Sen. Dick Durbin (D-Ill.) on Wednesday appealed to the memories of Hispanic voters to help him counter the campaign of a controversial Republican businessman who wants to take over the congressional seat he has held since 1997.

If Jim Oberweis wants to make it to the Senate he will have to be ready to face the things he has done to offend immigrants, Durbin told the Chicago Sun-Times.

"We've already had people contact our office from the Hispanic community who will never get over that ad," the Democrat said, referring to a notorious commercial Oberweis ran in a previous run for the Senate.

In the ad, the current state senator - who made a fortune in the dairy business - appears in a helicopter that flies over Soldier Field in Chicago.

"Illegal aliens are coming here to take American workers' jobs, drive down wages and take advantage of government benefits such as free health care, and you pay. How many? 10,000 illegal aliens. Enough to fill Soldier Field every single week," Oberweis says in the spot.

Durbin said that the immigrant community considered the ad to be racist and that Hispanics are calling his office "to say they're anxious to help and to make sure that he doesn't get elected."

The businessman has already tried twice without success to get elected to the U.S. Senate from Illinois.

Durbin, who has declared a campaign fund of more than $4 million, said that Oberweis "has a tradition of putting millions of dollars into the campaign."

The Democratic lawmaker is the No. 2 man in the Senate and a leader to immigrants in the state for his authorship of the DREAM Act and his participation in the group that prepared the bipartisan immigration reform bill the upper house approved in June.

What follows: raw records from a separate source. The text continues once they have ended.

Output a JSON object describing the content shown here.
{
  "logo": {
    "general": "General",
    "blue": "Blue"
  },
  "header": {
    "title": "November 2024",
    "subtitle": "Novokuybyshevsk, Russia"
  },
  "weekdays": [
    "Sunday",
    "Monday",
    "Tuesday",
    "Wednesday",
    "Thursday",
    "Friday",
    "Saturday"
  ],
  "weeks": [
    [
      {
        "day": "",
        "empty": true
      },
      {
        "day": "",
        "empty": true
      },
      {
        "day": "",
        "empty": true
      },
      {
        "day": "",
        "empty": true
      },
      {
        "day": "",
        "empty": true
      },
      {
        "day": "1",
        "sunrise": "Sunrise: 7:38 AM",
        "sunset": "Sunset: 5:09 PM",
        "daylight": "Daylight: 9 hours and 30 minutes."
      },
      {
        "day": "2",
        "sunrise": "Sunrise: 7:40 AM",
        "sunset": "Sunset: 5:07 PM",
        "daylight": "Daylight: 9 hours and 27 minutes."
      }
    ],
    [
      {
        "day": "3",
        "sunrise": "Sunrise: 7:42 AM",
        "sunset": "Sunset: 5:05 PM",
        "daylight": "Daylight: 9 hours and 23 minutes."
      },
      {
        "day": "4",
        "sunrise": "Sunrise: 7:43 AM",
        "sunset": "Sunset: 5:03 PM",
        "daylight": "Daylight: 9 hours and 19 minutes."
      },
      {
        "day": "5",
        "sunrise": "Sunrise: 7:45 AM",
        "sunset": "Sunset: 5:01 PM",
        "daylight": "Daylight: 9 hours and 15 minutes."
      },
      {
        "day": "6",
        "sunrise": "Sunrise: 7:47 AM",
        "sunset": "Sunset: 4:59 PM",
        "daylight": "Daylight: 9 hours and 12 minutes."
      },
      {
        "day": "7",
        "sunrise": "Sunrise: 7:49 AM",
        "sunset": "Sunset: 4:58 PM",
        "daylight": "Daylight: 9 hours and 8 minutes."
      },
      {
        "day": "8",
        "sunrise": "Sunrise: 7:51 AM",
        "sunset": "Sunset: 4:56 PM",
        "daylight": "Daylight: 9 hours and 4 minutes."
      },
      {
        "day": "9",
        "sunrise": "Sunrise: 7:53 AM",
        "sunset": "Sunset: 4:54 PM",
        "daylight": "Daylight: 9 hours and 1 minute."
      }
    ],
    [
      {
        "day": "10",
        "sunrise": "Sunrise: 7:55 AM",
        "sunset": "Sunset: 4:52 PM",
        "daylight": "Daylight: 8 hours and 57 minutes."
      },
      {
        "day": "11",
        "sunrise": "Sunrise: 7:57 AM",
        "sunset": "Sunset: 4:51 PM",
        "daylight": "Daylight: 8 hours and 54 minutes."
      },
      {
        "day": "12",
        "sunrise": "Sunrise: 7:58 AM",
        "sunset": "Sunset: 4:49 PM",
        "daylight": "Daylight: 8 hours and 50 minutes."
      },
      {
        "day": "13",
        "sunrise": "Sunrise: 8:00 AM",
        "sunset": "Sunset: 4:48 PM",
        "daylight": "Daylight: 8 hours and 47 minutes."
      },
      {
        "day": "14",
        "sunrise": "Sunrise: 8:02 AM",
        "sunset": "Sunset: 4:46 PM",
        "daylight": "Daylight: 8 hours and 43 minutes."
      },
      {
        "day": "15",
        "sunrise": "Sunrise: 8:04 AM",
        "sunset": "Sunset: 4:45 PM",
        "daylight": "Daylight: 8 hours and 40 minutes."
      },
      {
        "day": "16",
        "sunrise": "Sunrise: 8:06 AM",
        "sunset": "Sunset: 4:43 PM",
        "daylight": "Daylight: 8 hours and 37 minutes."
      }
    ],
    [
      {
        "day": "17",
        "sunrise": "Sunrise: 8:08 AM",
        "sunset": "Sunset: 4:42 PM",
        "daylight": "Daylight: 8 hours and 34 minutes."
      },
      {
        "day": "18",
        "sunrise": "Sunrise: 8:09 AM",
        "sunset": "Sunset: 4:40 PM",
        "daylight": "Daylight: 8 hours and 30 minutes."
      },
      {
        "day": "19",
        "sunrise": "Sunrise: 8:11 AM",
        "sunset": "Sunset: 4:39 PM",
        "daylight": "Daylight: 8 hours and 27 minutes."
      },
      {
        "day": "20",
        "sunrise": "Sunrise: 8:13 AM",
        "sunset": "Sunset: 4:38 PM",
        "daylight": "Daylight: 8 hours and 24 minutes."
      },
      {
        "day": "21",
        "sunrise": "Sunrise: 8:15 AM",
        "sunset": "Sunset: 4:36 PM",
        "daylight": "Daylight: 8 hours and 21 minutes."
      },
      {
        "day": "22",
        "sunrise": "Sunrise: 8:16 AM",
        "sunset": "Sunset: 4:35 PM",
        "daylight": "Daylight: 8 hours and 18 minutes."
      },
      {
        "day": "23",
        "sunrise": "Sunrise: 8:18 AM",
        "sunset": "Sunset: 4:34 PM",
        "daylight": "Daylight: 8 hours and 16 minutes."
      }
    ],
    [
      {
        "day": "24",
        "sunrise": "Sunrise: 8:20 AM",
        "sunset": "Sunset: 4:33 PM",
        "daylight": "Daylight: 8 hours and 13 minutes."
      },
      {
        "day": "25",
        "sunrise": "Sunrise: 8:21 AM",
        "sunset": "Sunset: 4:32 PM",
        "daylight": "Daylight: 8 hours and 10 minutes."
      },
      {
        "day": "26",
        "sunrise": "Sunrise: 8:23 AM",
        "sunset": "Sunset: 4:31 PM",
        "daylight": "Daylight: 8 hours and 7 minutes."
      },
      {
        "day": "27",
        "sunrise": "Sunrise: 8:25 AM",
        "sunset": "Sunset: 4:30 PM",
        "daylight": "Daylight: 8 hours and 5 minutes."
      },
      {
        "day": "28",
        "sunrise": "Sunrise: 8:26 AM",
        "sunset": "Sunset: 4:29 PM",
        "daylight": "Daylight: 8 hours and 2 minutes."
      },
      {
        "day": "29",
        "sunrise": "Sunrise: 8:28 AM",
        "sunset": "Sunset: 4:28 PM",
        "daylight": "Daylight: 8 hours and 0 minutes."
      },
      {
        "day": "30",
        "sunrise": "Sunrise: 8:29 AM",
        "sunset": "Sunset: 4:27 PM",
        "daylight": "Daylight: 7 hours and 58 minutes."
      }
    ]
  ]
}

Oberweis announced his candidacy in a video in which he alluded to the ad regarding immigrants and acknowledged his past mistakes.

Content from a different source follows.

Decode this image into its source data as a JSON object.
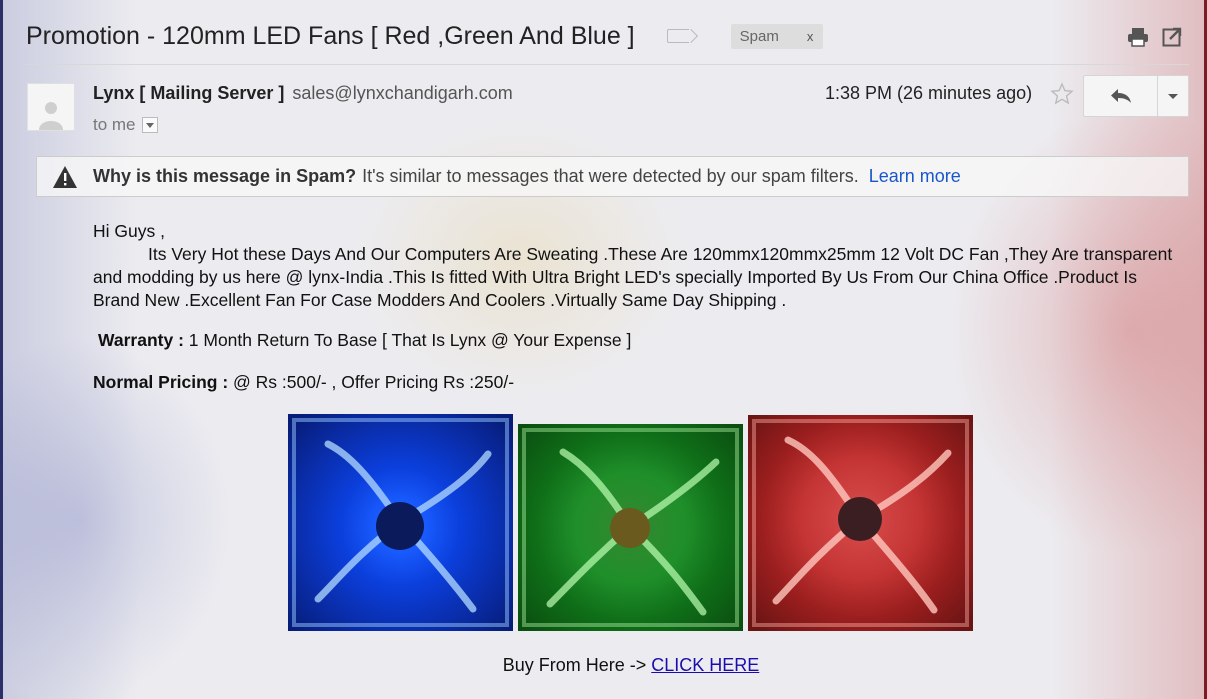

In earlier statements, Oberweis said he opposes amnesty for illegal immigrants but would be ready to accept a plan that would give additional resources for border security measures and would allow children who were brought illegally to the United States and raised here to obtain citizenship.

"We all believe we ought not force a breakup or split in families," Oberweis said. "I also believe that amnesty would be a big mistake and would result in increasing illegal immigration."